The two men seemed to spend a good deal of time together, and Dee acknowledged as she watched the familiar way Julian dropped into one of the sitting-room armchairs that it irked her that he should be so much at home in her father’s house. Almost immediately as he sat down Julian began a conversation with her father which totally excluded Dee, eventually turning to her and apologising insincerely.

‘Oh, I’m sorry, Dee...we must be boring you. Finance isn’t of any interest to you students, is it? Unless you’re agitating for larger grants.’ He guffawed loudly at his own joke, and to Dee’s irritation she could see that her father was actually smiling.

It was very tempting to tell Julian that, far from not having any interest in finance, she had managed very successfully to turn the modest investments she had begun with into a very respectable amount of money.

The two men were discussing the charity her father had begun to set up to benefit the local townspeople.

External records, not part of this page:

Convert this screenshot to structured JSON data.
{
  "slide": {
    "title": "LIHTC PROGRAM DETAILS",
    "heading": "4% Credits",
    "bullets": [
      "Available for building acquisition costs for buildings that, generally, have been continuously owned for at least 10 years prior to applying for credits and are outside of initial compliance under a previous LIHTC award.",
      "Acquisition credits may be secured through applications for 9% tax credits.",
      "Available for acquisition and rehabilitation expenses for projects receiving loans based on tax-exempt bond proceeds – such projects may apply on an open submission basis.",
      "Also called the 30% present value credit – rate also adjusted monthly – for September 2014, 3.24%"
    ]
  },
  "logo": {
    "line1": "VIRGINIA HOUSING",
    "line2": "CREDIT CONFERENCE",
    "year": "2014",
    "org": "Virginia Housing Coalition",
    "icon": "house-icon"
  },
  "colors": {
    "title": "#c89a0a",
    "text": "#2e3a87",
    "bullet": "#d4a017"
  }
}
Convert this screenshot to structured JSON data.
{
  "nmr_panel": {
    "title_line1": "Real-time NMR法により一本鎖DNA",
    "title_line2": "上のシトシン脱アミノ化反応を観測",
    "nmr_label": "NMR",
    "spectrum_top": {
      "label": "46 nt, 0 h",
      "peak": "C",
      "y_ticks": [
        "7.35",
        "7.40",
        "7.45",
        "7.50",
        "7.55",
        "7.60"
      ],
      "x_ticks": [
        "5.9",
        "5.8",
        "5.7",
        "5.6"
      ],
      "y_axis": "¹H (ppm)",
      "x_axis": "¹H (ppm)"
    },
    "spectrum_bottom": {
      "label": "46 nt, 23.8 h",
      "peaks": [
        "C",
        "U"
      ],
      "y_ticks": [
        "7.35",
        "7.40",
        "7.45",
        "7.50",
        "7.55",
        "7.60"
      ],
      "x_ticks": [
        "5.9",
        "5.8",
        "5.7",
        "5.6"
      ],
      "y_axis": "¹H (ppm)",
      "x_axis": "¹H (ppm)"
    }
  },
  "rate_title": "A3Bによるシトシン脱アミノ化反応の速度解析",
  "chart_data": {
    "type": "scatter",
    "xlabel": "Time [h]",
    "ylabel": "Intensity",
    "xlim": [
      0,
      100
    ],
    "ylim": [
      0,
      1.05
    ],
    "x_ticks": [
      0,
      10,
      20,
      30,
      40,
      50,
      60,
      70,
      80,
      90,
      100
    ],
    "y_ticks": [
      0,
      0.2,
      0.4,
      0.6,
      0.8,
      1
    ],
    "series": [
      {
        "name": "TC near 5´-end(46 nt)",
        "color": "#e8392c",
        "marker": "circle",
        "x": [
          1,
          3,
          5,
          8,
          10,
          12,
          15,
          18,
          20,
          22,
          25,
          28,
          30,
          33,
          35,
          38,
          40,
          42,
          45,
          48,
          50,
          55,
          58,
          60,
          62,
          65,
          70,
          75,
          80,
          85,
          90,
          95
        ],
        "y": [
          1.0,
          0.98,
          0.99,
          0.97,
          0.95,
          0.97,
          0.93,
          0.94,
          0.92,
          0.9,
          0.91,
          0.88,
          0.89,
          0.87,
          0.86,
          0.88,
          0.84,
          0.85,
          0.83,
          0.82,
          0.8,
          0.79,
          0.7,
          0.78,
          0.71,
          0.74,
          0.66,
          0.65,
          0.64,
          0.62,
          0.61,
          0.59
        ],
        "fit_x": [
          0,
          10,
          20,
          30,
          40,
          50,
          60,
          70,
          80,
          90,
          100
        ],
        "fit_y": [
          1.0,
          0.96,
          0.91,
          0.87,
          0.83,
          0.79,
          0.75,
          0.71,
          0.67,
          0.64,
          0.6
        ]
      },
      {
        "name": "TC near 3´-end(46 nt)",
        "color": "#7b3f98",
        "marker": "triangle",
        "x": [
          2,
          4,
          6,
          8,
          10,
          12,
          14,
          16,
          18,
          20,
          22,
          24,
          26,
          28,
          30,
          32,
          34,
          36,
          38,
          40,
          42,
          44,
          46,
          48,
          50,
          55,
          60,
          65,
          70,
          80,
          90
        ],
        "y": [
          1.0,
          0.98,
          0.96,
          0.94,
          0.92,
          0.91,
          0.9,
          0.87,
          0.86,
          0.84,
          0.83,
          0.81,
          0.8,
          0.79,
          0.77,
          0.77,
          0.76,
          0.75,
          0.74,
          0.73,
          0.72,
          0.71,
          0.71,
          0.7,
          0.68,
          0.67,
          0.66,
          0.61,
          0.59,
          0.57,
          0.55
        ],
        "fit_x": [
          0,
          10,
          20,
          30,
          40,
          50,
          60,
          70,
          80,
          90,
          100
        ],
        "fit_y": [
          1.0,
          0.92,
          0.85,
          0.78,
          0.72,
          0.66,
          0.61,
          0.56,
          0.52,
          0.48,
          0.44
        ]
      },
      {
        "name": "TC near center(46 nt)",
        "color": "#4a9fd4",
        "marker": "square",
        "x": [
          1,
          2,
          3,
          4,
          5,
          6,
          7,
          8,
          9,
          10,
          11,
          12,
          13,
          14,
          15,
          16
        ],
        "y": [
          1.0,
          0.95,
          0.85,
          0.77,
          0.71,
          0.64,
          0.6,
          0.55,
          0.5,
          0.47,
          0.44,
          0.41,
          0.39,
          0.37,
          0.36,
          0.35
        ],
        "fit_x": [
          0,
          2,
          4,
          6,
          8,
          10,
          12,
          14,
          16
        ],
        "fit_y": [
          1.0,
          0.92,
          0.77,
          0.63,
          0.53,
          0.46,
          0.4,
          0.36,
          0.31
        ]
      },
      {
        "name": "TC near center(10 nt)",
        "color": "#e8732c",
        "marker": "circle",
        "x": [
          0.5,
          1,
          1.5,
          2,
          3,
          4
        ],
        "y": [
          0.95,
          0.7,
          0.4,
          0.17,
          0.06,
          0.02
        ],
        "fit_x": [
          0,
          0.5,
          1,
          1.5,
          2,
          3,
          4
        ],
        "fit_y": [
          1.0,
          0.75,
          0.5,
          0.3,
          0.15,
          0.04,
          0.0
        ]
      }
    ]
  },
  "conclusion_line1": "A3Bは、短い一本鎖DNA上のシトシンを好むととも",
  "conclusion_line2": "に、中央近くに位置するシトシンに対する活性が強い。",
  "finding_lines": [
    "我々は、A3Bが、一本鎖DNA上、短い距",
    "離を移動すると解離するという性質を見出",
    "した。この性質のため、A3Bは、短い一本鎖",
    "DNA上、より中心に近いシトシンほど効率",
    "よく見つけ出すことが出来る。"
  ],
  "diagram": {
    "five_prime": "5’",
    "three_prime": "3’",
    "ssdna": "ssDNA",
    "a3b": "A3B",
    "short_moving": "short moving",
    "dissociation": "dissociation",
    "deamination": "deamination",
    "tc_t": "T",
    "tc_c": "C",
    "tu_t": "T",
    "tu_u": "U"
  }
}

It was obvious to Dee from what was being said that Julian Cox was expecting to play a very major role in the control of the foundation’s assets. Dee found this information disquieting.

‘What’s wrong with him?’ Hugo had asked Dee when she had tried to explain her instinctive dislike of Julian to him.

‘He makes the hairs on the back of my neck stand up,’ was all Dee had been able to tell him.

‘Dee,’ Hugo had teased her, ‘I thought only I could do that.’

‘It’s not the same,’ Dee had objected. ‘When you do it it’s because...because I love and want you, but when it’s him, it’s because... He makes my skin crawl, Hugo... there’s something about him that I just don’t like. I don’t trust him...’

‘Tell your father, not me,’ Hugo had counselled her.

‘He wouldn’t listen,’ Dee had admitted uncomfortably.

Hugo’s eyebrows had risen, his mouth curling cynically as he’d commented, ‘No...but according to you your father is a man of reason and compassion, a man who is always willing to listen to the views of others. Others, but not, it seems, to me or to you...’

‘Hugo, that isn’t fair,’ Dee had protested. ‘We’re talking about two different things. My father—’

‘Your father is jealous because you love me,’ Hugo had told her flatly, ‘and until you accept that fact I’m afraid you and I are never going to see eye to eye over him.’

‘Now you’re doing what you always complain my father does,’ Dee had told him angrily. ‘Now you’re trying to put emotional pressure on me. Hugo, I love him...he’s my father and I want so much for the two of you to get on well together...’

‘Have you told him that?’ Hugo had asked her wryly.

It was an argument that was destined to run and run, and of course it had.

* * *

‘Have you told him yet?’ Hugo asked Dee that evening.